Ibrutinib monotherapy results in biomarker reduction, symptom improvement, and prolonged tumor control
Following a review of the PARIS® test results and evaluation by an interdisciplinary molecular tumor board at the University of Washington, the treating oncologist elected to start treatment with ibrutinib (420 mg p.o., daily) as monotherapy. After four weeks of ibrutinib treatment, the patient’s CA-125 level decreased from 252 to 125 U/mL (Fig. 2b). She initially experienced anemia possibly linked to ibrutinib and was admitted several times for acute abdominal pain related to small bowel obstruction and carcinomatosis. As her pain was only able to be controlled with fentanyl patient-controlled-analgesia (PCA) and she was unable to eat, she elected to enter home hospice care. At this time, her disease was deemed end-stage with an expectation of weeks to months to live. She paused all treatment for one month and then restarted ibrutinib. Following the resumption of ibrutinib, her abdominal pain and bowel movements stabilized, and her CA-125 level decreased over the next 12 weeks from 149 to 23 U/mL. The patient showed continued improvement, with the ability to tolerate solid foods and bowel movements. After another 25 weeks, her CA-125 level had reduced further to 19.9 U/mL and a CT scan showed a slight improvement in carcinomatosis indicative of stable disease. During this time her performance status improved from ECOG 3 to ECOG 1 and her quality of life had improved so much that she was able to travel out of state and transition off PCA and opioid medication. The patient had a brief hold of ibrutinib for a several-week hospitalization due to line sepsis but restarted shortly thereafter.

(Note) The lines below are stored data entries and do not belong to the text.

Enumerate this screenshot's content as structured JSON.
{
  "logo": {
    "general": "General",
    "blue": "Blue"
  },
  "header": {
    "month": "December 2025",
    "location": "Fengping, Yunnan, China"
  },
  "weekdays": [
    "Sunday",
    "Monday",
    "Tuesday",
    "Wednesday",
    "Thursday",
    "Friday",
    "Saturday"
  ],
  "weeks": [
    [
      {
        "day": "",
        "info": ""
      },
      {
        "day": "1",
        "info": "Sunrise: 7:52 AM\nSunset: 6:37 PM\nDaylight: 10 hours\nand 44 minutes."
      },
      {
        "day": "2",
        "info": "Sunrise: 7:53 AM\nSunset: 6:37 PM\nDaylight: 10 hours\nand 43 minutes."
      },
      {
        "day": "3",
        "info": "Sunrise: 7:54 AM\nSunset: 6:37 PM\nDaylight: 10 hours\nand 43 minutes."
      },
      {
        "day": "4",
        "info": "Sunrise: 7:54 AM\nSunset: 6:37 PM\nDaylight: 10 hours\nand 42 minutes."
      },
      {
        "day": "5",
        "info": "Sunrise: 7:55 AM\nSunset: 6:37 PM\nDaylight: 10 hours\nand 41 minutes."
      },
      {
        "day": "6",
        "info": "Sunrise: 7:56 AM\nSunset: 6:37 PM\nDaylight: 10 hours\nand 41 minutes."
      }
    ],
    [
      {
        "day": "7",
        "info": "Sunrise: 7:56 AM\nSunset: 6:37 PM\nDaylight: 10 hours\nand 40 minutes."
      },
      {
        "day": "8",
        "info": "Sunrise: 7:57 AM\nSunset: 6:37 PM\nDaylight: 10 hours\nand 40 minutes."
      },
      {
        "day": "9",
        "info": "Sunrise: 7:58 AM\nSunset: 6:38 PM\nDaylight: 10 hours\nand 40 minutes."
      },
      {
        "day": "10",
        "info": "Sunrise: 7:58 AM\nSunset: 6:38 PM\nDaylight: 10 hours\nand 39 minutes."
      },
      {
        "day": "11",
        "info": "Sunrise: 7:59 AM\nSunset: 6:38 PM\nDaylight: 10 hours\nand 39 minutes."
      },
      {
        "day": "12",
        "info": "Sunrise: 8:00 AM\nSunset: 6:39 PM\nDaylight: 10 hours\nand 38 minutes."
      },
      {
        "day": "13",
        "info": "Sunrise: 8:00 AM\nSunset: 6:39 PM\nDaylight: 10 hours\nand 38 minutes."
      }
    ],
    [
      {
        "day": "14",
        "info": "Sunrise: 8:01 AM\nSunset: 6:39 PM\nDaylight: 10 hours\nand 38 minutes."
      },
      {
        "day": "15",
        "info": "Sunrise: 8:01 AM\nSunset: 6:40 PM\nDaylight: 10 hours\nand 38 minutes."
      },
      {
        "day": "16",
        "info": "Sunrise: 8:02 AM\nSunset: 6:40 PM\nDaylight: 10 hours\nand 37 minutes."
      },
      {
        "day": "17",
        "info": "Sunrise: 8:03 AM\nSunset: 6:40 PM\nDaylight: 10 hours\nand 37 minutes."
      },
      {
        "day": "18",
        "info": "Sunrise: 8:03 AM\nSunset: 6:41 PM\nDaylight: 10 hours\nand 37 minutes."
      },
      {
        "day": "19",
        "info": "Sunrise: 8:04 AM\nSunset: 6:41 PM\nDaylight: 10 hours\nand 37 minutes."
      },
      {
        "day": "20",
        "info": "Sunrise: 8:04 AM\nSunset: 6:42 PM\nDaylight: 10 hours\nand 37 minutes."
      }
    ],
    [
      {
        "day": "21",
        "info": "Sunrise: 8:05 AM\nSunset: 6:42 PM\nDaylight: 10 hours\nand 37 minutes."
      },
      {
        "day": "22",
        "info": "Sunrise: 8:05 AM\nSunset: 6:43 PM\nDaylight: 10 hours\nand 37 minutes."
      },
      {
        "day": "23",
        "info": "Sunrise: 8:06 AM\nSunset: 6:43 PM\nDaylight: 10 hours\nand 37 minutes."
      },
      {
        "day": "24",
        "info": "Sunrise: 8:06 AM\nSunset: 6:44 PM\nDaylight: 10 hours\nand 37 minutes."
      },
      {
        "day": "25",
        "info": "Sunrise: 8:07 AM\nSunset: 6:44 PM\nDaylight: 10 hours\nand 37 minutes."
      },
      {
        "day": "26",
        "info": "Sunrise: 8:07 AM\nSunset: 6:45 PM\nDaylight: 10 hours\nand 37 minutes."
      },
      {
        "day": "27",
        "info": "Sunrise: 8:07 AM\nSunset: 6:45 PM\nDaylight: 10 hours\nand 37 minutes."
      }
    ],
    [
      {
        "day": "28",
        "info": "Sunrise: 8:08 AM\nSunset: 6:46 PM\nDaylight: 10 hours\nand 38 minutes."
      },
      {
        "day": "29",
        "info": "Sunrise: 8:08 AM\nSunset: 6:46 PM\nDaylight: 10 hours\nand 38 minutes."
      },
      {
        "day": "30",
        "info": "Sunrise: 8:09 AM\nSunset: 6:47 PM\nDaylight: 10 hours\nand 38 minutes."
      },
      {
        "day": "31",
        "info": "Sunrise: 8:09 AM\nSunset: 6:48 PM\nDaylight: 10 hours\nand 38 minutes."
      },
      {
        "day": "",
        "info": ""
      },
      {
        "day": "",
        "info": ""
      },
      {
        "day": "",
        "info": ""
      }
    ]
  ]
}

After 65 weeks of stable disease on ibrutinib the patient’s CA-125 level began to rise, oscillating between 100 to ~150 U/mL (Fig. 2b). Afatinib, an FDA-approved EGFR inhibitor, was the third highest-scoring drug in the PARIS assay (Fig. 1d) and in consultation with the tumor board it was decided to put the patient on afatinib (150 mg p.o., daily) as monotherapy, since the second highest-scoring drug was experimental and not available for this patient. While on afatinib, her CA-125 levels remained stable in the low 100s for an additional 24 weeks and the patient had no hospitalizations. However, her hemoglobin levels frequently dropped below 8, requiring transfusions every 3–4 weeks from week 24 to 44. Because of the anemia and the rising levels of CA-125 to 1837 U/ml, afatinib was discontinued. The patient is currently taking erlotinib (150 mg p.o., daily), another EGFR inhibitor that was also among the top-scoring drugs in the PARIS assay (Fig. 1d). The patient’s Hb levels are currently at 9.1. In total, since starting ibrutinib and then continuing on afatinib, this patient has gone from hospice care with an inability to eat and an ECOG score of 3 and requiring opioids to control pain to an ECOG score of 1 with cessation of opioids and >20 months of stable disease.